Muitos discos, alguns filmes, séries e livros de vez em quando, concertos quando sobra tempo

Muitos discos, alguns filmes, séries e livros de vez em quando, concertos quando sobra tempo

A coisa mais doce

Numa altura em que as imagens e testemunhos que provenientes do Líbano não vão além de situações relacionadas com terrorismo, sabe bem ver um filme como "Caramel" (Sukkar banat), que apesar de decorrer em Beirute afasta-se do contexto bélico e oferece um envolvente retrato do quotidiano de cinco mulheres, partindo daí para espelhar alguns dos principais contrastes dessa sociedade.

 

Grande parte da acção decorre num salão de beleza, onde quatro das protagonistas trabalham enquanto trocam confidências, conselhos e ambições, mas aos poucos o filme vai deixando esse espaço para seguir a rotina de cada uma delas.

 

 

Ao focar o seu dia-a-dia explora o melting pot da capital libanesa, vincado pelos cruzamentos de credos cristãos e muçulmanos e pelos comportamentos que determinam, mas também pela disseminação de marcas culturais do ocidente.

 

Cada personagem atravessa uma fase em que terá de lidar com alguns dilemas que tende a arrastar.

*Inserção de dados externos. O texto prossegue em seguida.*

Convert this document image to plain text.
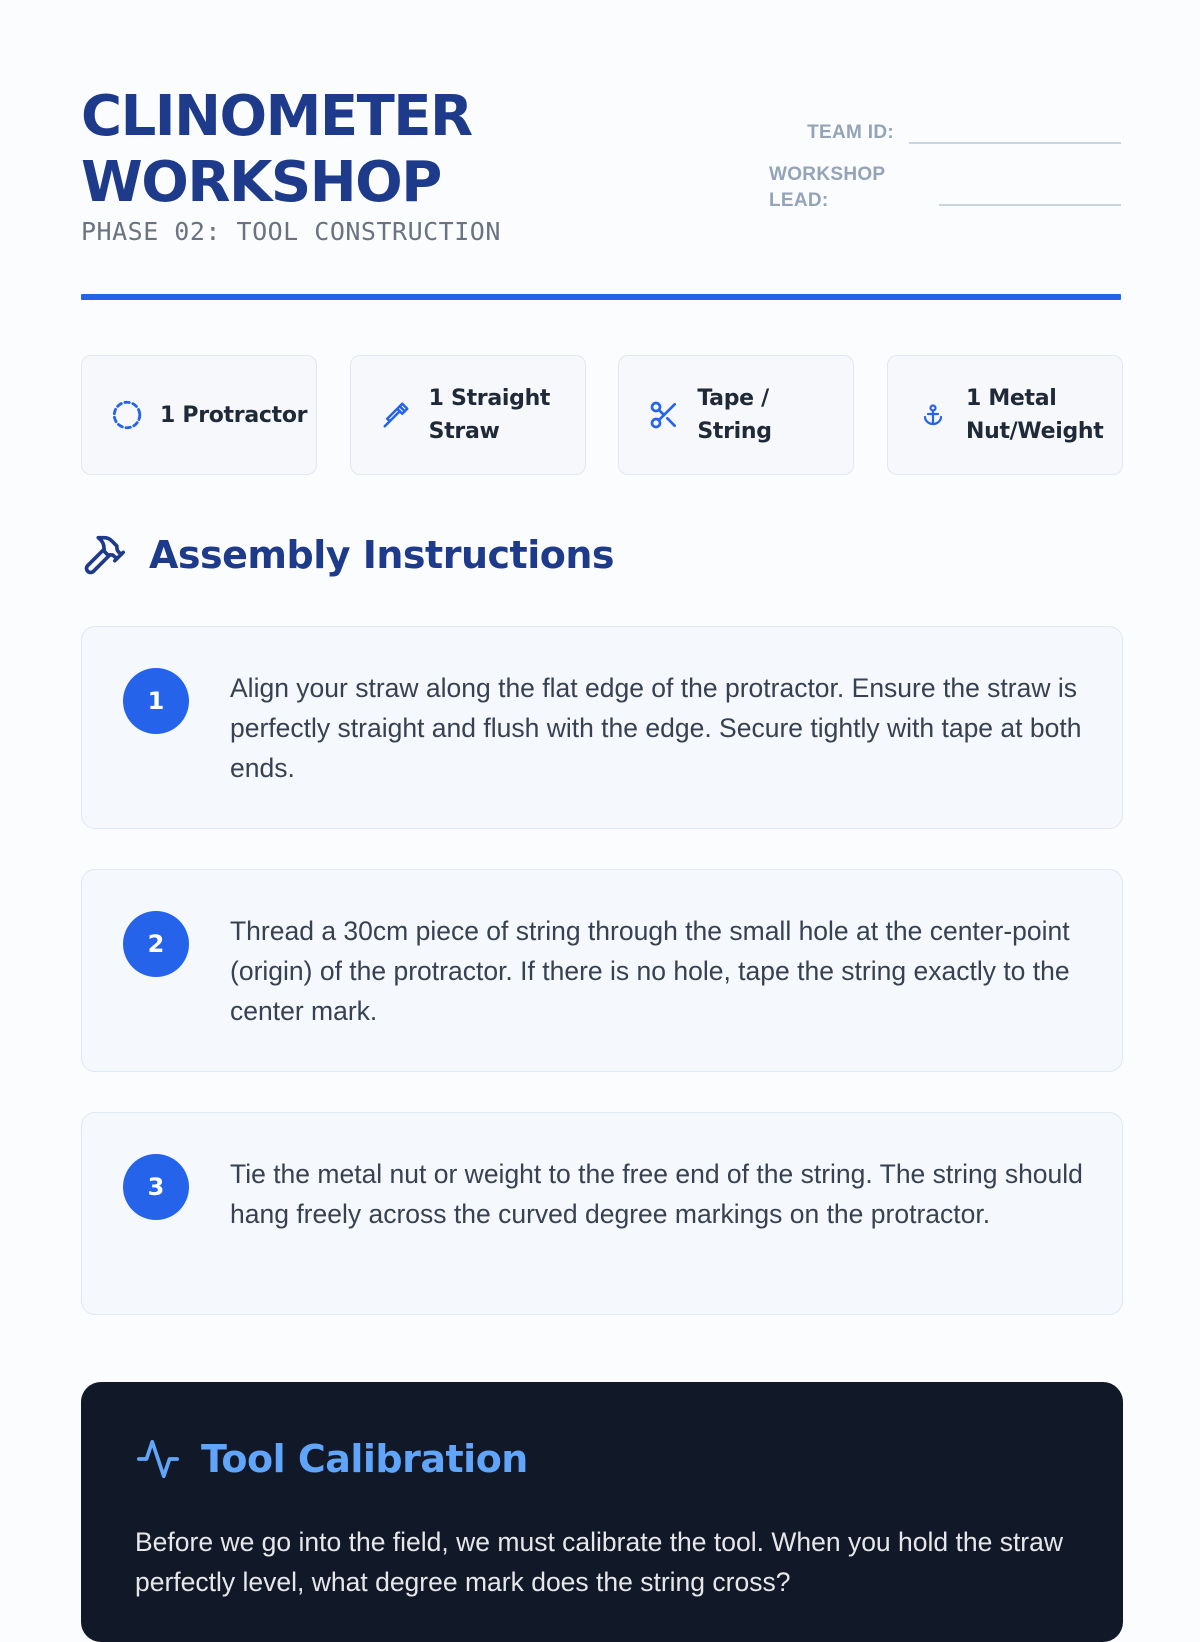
CLINOMETER WORKSHOP
PHASE 02: TOOL CONSTRUCTION
TEAM ID:
WORKSHOP LEAD:
1 Protractor
1 Straight Straw
Tape / String
1 Metal Nut/Weight
Assembly Instructions
1	Align your straw along the flat edge of the protractor. Ensure the straw is perfectly straight and flush with the edge. Secure tightly with tape at both ends.
2	Thread a 30cm piece of string through the small hole at the center-point (origin) of the protractor. If there is no hole, tape the string exactly to the center mark.
3	Tie the metal nut or weight to the free end of the string. The string should hang freely across the curved degree markings on the protractor.
Tool Calibration
Before we go into the field, we must calibrate the tool. When you hold the straw perfectly level, what degree mark does the string cross?
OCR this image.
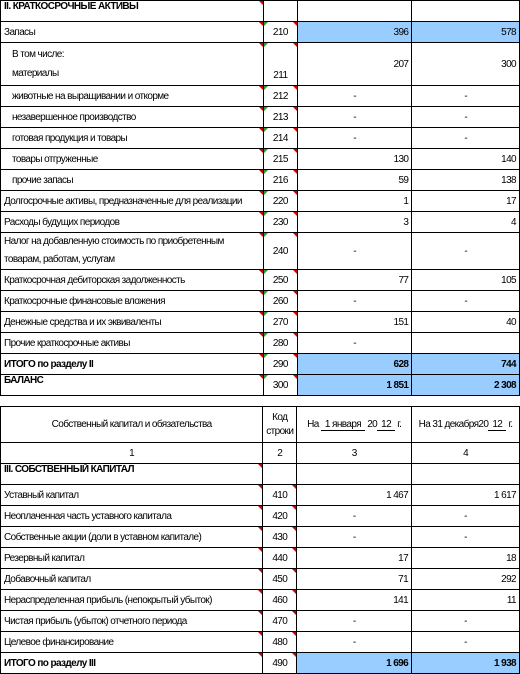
II. КРАТКОСРОЧНЫЕ АКТИВЫ

Запасы	210	396	578

В том числе:
материалы	211	207	300
животные на выращивании и откорме	212	-	-
незавершенное производство	213	-	-
готовая продукция и товары	214	-	-
товары отгруженные	215	130	140
прочие запасы	216	59	138
Долгосрочные активы, предназначенные для реализации	220	1	17
Расходы будущих периодов	230	3	4
Налог на добавленную стоимость по приобретенным товарам, работам, услугам	240	-	-
Краткосрочная дебиторская задолженность	250	77	105
Краткосрочные финансовые вложения	260	-	-
Денежные средства и их эквиваленты	270	151	40
Прочие краткосрочные активы	280	-	
ИТОГО по разделу II	290	628	744
БАЛАНС	300	1 851	2 308
Собственный капитал и обязательства	Код строки	На 1 января 20 12 г.	На 31 декабря20 12 г.
1	2	3	4
III. СОБСТВЕННЫЙ КАПИТАЛ

Уставный капитал	410	1 467	1 617
Неоплаченная часть уставного капитала	420	-	-
Собственные акции (доли в уставном капитале)	430	-	-
Резервный капитал	440	17	18
Добавочный капитал	450	71	292
Нераспределенная прибыль (непокрытый убыток)	460	141	11
Чистая прибыль (убыток) отчетного периода	470	-	-
Целевое финансирование	480	-	-
ИТОГО по разделу III	490	1 696	1 938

Layale vive amargurada pela sua relação com um homem casado, Jamale reage mal à entrada na meia-idade e ao progressivo afastamento da juventude, Nisrine está noiva mas receia contar ao namorado que já não é virgem, Rima esconde de todos a sua atracção por mulheres e Rosa está cansada de não ter vida pessoal por dedicar todo o tempo à irmã.

 

Crónica de um grupo de mulheres à beira de um ataque de nervos, "Caramel" tem mesmo uma visível herança dos ambientes de Almodóvar dos primeiros tempos, evidente nas cenas pitorescas passadas no salão de beleza, nas cores garridas e contrastantes que por vezes dominam os espaços ou no humor simples mas certeiro de certos diálogos.

 

 

 

A realizadora Nadine Labaki (que também assume as funções de argumentista e actriz principal) é, contudo, menos delirante e corrosiva no seu retrato, conjugando frequentes acessos kitsch com um notório carinho pelas suas personagens, nunca as julgando ou ridicularizando.

 

Alicerçado num elenco em estado de graça, com actrizes - algumas sem experiência - que transbordam espontaneidade e vivacidade, "Caramel" combina drama e comédia e, ao contrário de muitos filmes centrados no universo feminino, nunca se torna demasiado açucarado, desenvolvendo-se com considerável subtileza e contenção.

Peca apenas por ter demasiadas personagens e tentar abordar ainda mais temas, não conseguindo tratar todos com a mesma profundidade e caindo num argumento excessivamente episódico, sem uma linha narrativa dominante que ate algumas pontas soltas.

Tirando isso é uma agradável surpresa, inteligente e acessível, que desperta curiosidade acerca de uma cinematografia raramente divulgada e que, a julgar por este exemplo, merece alguma atenção.